La Cour suprême a jugé en 2002 que la révocation d'un président de conseil communal par ses membres n'est pas une décision administrative susceptible de recours. Cet acte relève d'une prérogative légale des conseillers et est considéré comme définitif. Les tribunaux administratifs n'ont donc pas compétence pour en connaître.

Points clés

Résumé

Dans un arrêt de 2002, la Cour suprême (Chambre administrative) a statué que la révocation du président d'un conseil communal, décidée par les deux tiers de ses membres, ne constitue pas une décision administrative au sens juridique. Par conséquent, un recours pour excès de pouvoir visant à annuler cette révocation est irrecevable. La Cour a fondé sa décision sur le fait que cet acte n'émane pas d'une autorité administrative classique, condition essentielle pour qu'une décision soit qualifiée d'administrative et soumise au contrôle juridictionnel. Au lieu de cela, la révocation est perçue comme l'exercice d'une prérogative légale conférée directement aux conseillers communaux. De plus, la Cour a considéré cette révocation comme une mesure préparatoire à l'organisation d'une nouvelle élection, la qualifiant d'acte définitif et insusceptible de tout recours juridictionnel. En conséquence, le tribunal administratif qui avait initialement traité l'affaire n'avait pas la compétence pour en connaître, ce qui a conduit la Haute juridiction à annuler le jugement entrepris et à déclarer la demande initiale irrecevable.

Texte

La révocation du président d’un conseil communal par les deux tiers de ses membres ne constitue pas une décision administrative susceptible d’un recours en annulation.
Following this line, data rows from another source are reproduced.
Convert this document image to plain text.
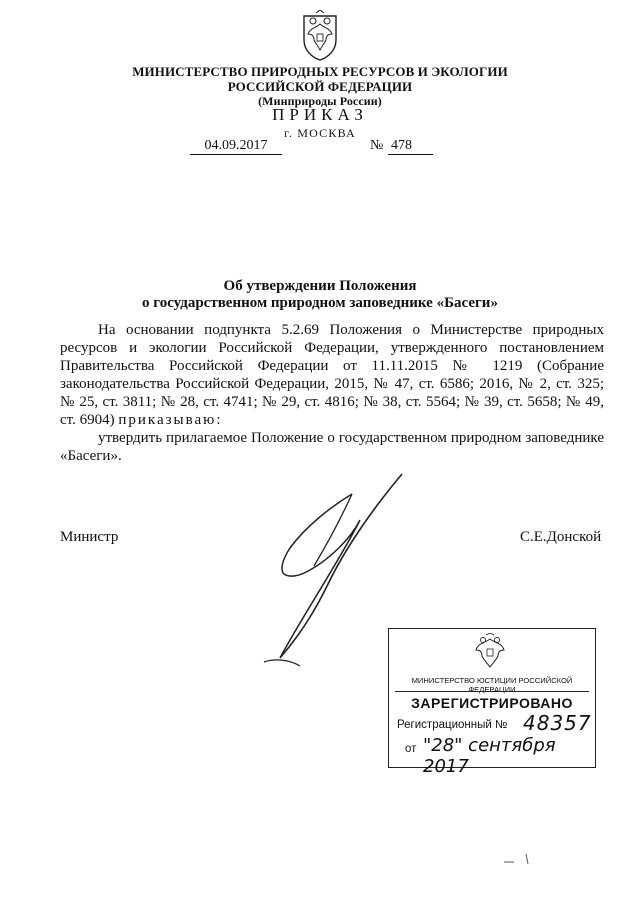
МИНИСТЕРСТВО ПРИРОДНЫХ РЕСУРСОВ И ЭКОЛОГИИ
РОССИЙСКОЙ ФЕДЕРАЦИИ
(Минприроды России)
ПРИКАЗ
г. МОСКВА
04.09.2017	№ 478
Об утверждении Положения
о государственном природном заповеднике «Басеги»
На основании подпункта 5.2.69 Положения о Министерстве природных
ресурсов и экологии Российской Федерации, утвержденного постановлением
Правительства Российской Федерации от 11.11.2015 № 1219 (Собрание
законодательства Российской Федерации, 2015, № 47, ст. 6586; 2016, № 2, ст. 325;
№ 25, ст. 3811; № 28, ст. 4741; № 29, ст. 4816; № 38, ст. 5564; № 39, ст. 5658; № 49,
ст. 6904) приказываю:
утвердить прилагаемое Положение о государственном природном заповеднике
«Басеги».
Министр	С.Е.Донской
МИНИСТЕРСТВО ЮСТИЦИИ РОССИЙСКОЙ ФЕДЕРАЦИИ
ЗАРЕГИСТРИРОВАНО
Регистрационный № 48357
от "28" сентября 2017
La Cour suprême fonde sa position sur le fait que cet acte n’émane pas d’une autorité administrative, condition essentielle à une telle qualification, mais relève de l’exercice d’une prérogative légale conférée aux conseillers. Qualifiée de mesure préparatoire à une nouvelle élection, la révocation s’analyse en un acte définitif insusceptible de tout recours juridictionnel. Le tribunal administratif ne pouvait donc en connaître. En conséquence, la Haute juridiction annule le jugement entrepris et, statuant à nouveau, déclare la demande initiale irrecevable.